I have a folder with hundreds of thousands of small files, which I back up to Wasabi with rclone sync. The problem is that only a few files are changed daily (few Mb), and each time the sync command runs it scans all files (which is time-consuming) to copy only the few new ones that have been modified.
I’ve thought about creating a kind of “cold folder”, but the changed files are in several sub folders, that is, several folders have small changes every day.
Before adopting the radical solution of a complete restructuring of the folder, I thought of other approach, but I don’t know if it will make difference:
If, instead of doing the direct sync of the local folder to Wasabi, I execute a mount of the Wasabi volume, and then execute the sync between the local folder and this mounted volume, will I have a better performance in this scan?
I’ve already tested the --fast-list option, with no differences in performance
I suppose rsync on an rclone mount might be something worth trying. It might give you better performance.
like rsync --progress /localfolder /wasabirclonemount. Although they may behave the same. Is this thing that has thousands of small files borgbackup possibly? Or some type of backup software? It may be worth increasing a chunk size for the files it creates, to end up with less files for faster scanning/checking.
Not sure if this is related but have you tried adjusting the sync option parameters? Like adding more checkers or using the checksum check only, or size only?
you can then use this as the input to a new rclone command. Unfortunately the new_files need a / on the start otherwise the copy will need to recurse...
sed -i 's/^/\//' new_files
Then you can give this to rclone copy to copy just those files with a minimum of directory scanning.
I should probably add a flag to lsf to make the paths absolute to make this easier... I realise you are on windows so using sed isn't ideal.
Another solution would be to set up the cache backend - this stores the directory listing of the remote in its database.
Provided you put --dir-cache-time up high enough this would help.
I think either of the solutions above is probably better though.
Interesting! I'd expect that to make some difference with Wasabi (which are S3 based) - whether it will be faster or slower is difficult to say though!
I wonder whether I should make a new rclone command to combine the two, say rclone copyfiltered or something like that (can't think of a better name). Which would run the filters on the source and copy the results to the destination without traversing it.
Or maybe bring back the --no-traverse flag to mean don't traverse the destination, so run the filters (if any) on the source only.
I think keeping the commands separate may be more flexible, as you can use lsf + sync, lsf + copy, lsf + move, etc.
If I use the --max-age option directly in the sync command (without running lsf before) would I have the same performance as using the above configuration (lsf + sync)? I did some simple tests and it seemed more time consuming, although the log shows the same messages for the skipped files: “Excluded from sync (and deletion)”

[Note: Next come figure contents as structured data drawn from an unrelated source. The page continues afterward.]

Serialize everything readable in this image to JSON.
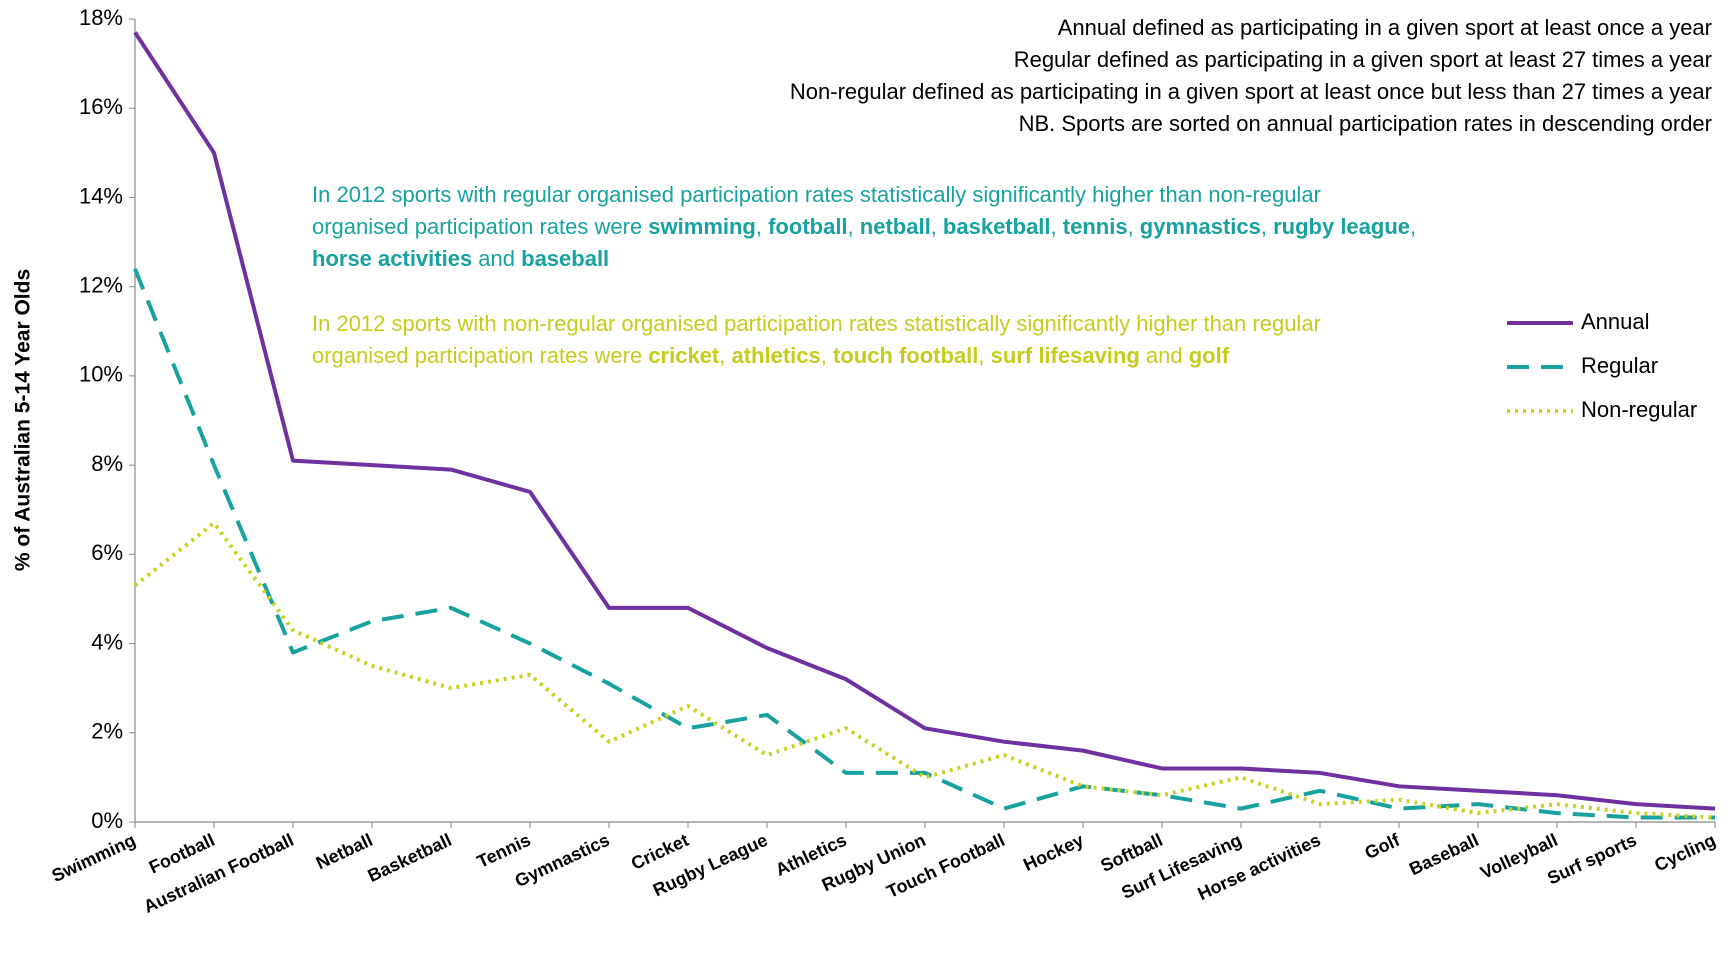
{
  "chart_data": {
    "type": "line",
    "ylabel": "% of Australian 5-14 Year Olds",
    "notes": [
      "Annual defined as participating in a given sport at least once a year",
      "Regular defined as participating in a given sport at least 27 times a year",
      "Non-regular defined as participating in a given sport at least once but less than 27 times a year",
      "NB. Sports are sorted on annual participation rates in descending order"
    ],
    "annotations": [
      {
        "color": "#17a2a0",
        "segments": [
          {
            "text": "In 2012 sports with regular organised participation rates statistically significantly higher than non-regular organised participation rates were ",
            "bold": false
          },
          {
            "text": "swimming",
            "bold": true
          },
          {
            "text": ", ",
            "bold": false
          },
          {
            "text": "football",
            "bold": true
          },
          {
            "text": ", ",
            "bold": false
          },
          {
            "text": "netball",
            "bold": true
          },
          {
            "text": ", ",
            "bold": false
          },
          {
            "text": "basketball",
            "bold": true
          },
          {
            "text": ", ",
            "bold": false
          },
          {
            "text": "tennis",
            "bold": true
          },
          {
            "text": ", ",
            "bold": false
          },
          {
            "text": "gymnastics",
            "bold": true
          },
          {
            "text": ", ",
            "bold": false
          },
          {
            "text": "rugby league",
            "bold": true
          },
          {
            "text": ", ",
            "bold": false
          },
          {
            "text": "horse activities",
            "bold": true
          },
          {
            "text": " and ",
            "bold": false
          },
          {
            "text": "baseball",
            "bold": true
          }
        ]
      },
      {
        "color": "#c5cc1c",
        "segments": [
          {
            "text": "In 2012 sports with non-regular organised participation rates statistically significantly higher than regular organised participation rates were ",
            "bold": false
          },
          {
            "text": "cricket",
            "bold": true
          },
          {
            "text": ", ",
            "bold": false
          },
          {
            "text": "athletics",
            "bold": true
          },
          {
            "text": ", ",
            "bold": false
          },
          {
            "text": "touch football",
            "bold": true
          },
          {
            "text": ", ",
            "bold": false
          },
          {
            "text": "surf lifesaving",
            "bold": true
          },
          {
            "text": " and ",
            "bold": false
          },
          {
            "text": "golf",
            "bold": true
          }
        ]
      }
    ],
    "categories": [
      "Swimming",
      "Football",
      "Australian Football",
      "Netball",
      "Basketball",
      "Tennis",
      "Gymnastics",
      "Cricket",
      "Rugby League",
      "Athletics",
      "Rugby Union",
      "Touch Football",
      "Hockey",
      "Softball",
      "Surf Lifesaving",
      "Horse activities",
      "Golf",
      "Baseball",
      "Volleyball",
      "Surf sports",
      "Cycling"
    ],
    "series": [
      {
        "name": "Annual",
        "color": "#7030a0",
        "style": "solid",
        "values": [
          17.7,
          15.0,
          8.1,
          8.0,
          7.9,
          7.4,
          4.8,
          4.8,
          3.9,
          3.2,
          2.1,
          1.8,
          1.6,
          1.2,
          1.2,
          1.1,
          0.8,
          0.7,
          0.6,
          0.4,
          0.3
        ]
      },
      {
        "name": "Regular",
        "color": "#17a2a0",
        "style": "dashed",
        "values": [
          12.4,
          8.0,
          3.8,
          4.5,
          4.8,
          4.0,
          3.1,
          2.1,
          2.4,
          1.1,
          1.1,
          0.3,
          0.8,
          0.6,
          0.3,
          0.7,
          0.3,
          0.4,
          0.2,
          0.1,
          0.1
        ]
      },
      {
        "name": "Non-regular",
        "color": "#c9d21f",
        "style": "dotted",
        "values": [
          5.3,
          6.7,
          4.3,
          3.5,
          3.0,
          3.3,
          1.8,
          2.6,
          1.5,
          2.1,
          1.0,
          1.5,
          0.8,
          0.6,
          1.0,
          0.4,
          0.5,
          0.2,
          0.4,
          0.2,
          0.1
        ]
      }
    ],
    "ylim": [
      0,
      18
    ],
    "yticks": [
      {
        "value": 0,
        "label": "0%"
      },
      {
        "value": 2,
        "label": "2%"
      },
      {
        "value": 4,
        "label": "4%"
      },
      {
        "value": 6,
        "label": "6%"
      },
      {
        "value": 8,
        "label": "8%"
      },
      {
        "value": 10,
        "label": "10%"
      },
      {
        "value": 12,
        "label": "12%"
      },
      {
        "value": 14,
        "label": "14%"
      },
      {
        "value": 16,
        "label": "16%"
      },
      {
        "value": 18,
        "label": "18%"
      }
    ],
    "grid": false,
    "legend": "right"
  }
}
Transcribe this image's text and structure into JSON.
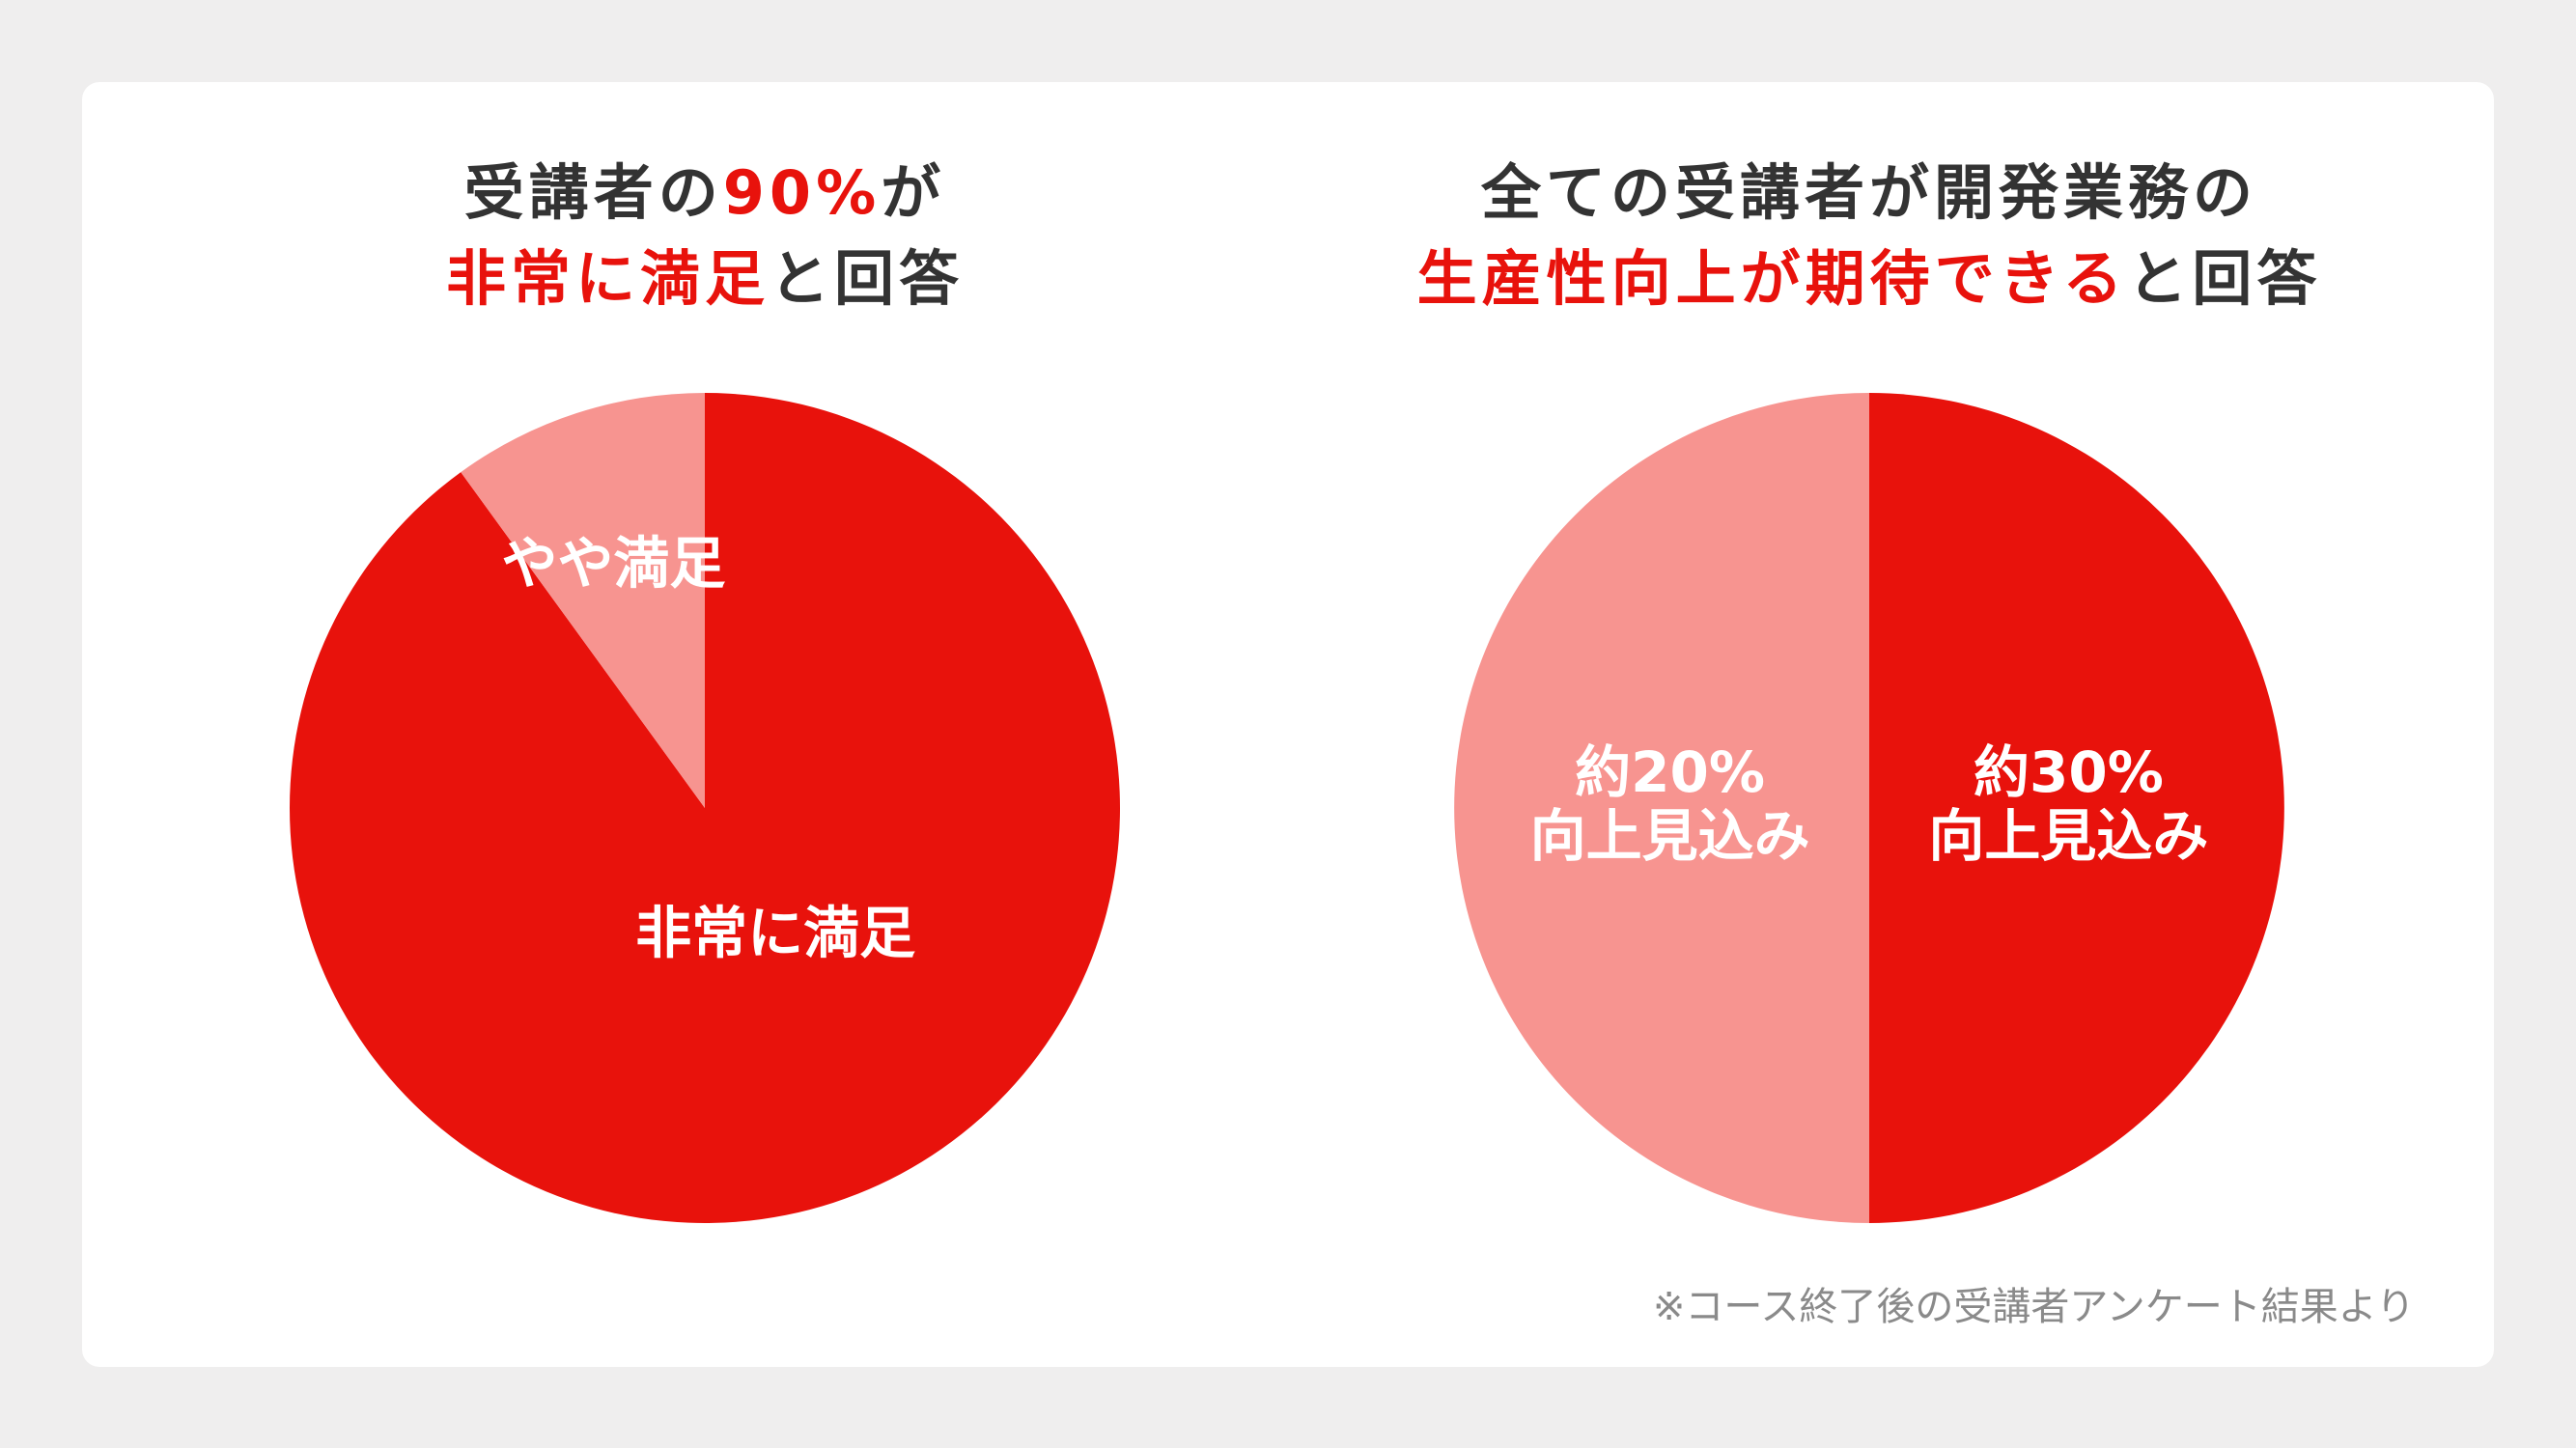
{
  "chart_data": [
    {
      "type": "pie",
      "title_lines": [
        [
          {
            "text": "受講者の",
            "color": "#333333"
          },
          {
            "text": "90%",
            "color": "#e8120c"
          },
          {
            "text": "が",
            "color": "#333333"
          }
        ],
        [
          {
            "text": "非常に満足",
            "color": "#e8120c"
          },
          {
            "text": "と回答",
            "color": "#333333"
          }
        ]
      ],
      "categories": [
        "非常に満足",
        "やや満足"
      ],
      "values": [
        90,
        10
      ],
      "colors": [
        "#e8120c",
        "#f79490"
      ]
    },
    {
      "type": "pie",
      "title_lines": [
        [
          {
            "text": "全ての受講者が開発業務の",
            "color": "#333333"
          }
        ],
        [
          {
            "text": "生産性向上が期待できる",
            "color": "#e8120c"
          },
          {
            "text": "と回答",
            "color": "#333333"
          }
        ]
      ],
      "categories": [
        [
          "約30%",
          "向上見込み"
        ],
        [
          "約20%",
          "向上見込み"
        ]
      ],
      "values": [
        50,
        50
      ],
      "colors": [
        "#e8120c",
        "#f79490"
      ]
    }
  ],
  "footnote": "※コース終了後の受講者アンケート結果より"
}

But since the files are small and the folder is too large (in number of files), I’m not sure about the performance. But it seems to me that using the --max-age option directly in sync is slower than the lsf + sync combination.
A flag which works on all of those might be an option.
A --max-age flag will still cause the destination to be traversed as it is traversed in lockstep with the source. That is a bit unfortunate, but the way the code works. So I wouldn't expect a speedup using --max-age on the copy.
I'd also use copy with those experiments instead of sync just in case!
The scripts were already working fine with sync, I just kept the previous configuration and added the lsf before the sync command.
So I'll stay with your lsf + sync solution, it is simple and straightforward. It is already working very well in all my backup jobs.
I thought one thing: and the deleted files? Will they be moved to the folder indicated by the --backup-dir option, even using this lsf + sync solution with the --files-from option in sync?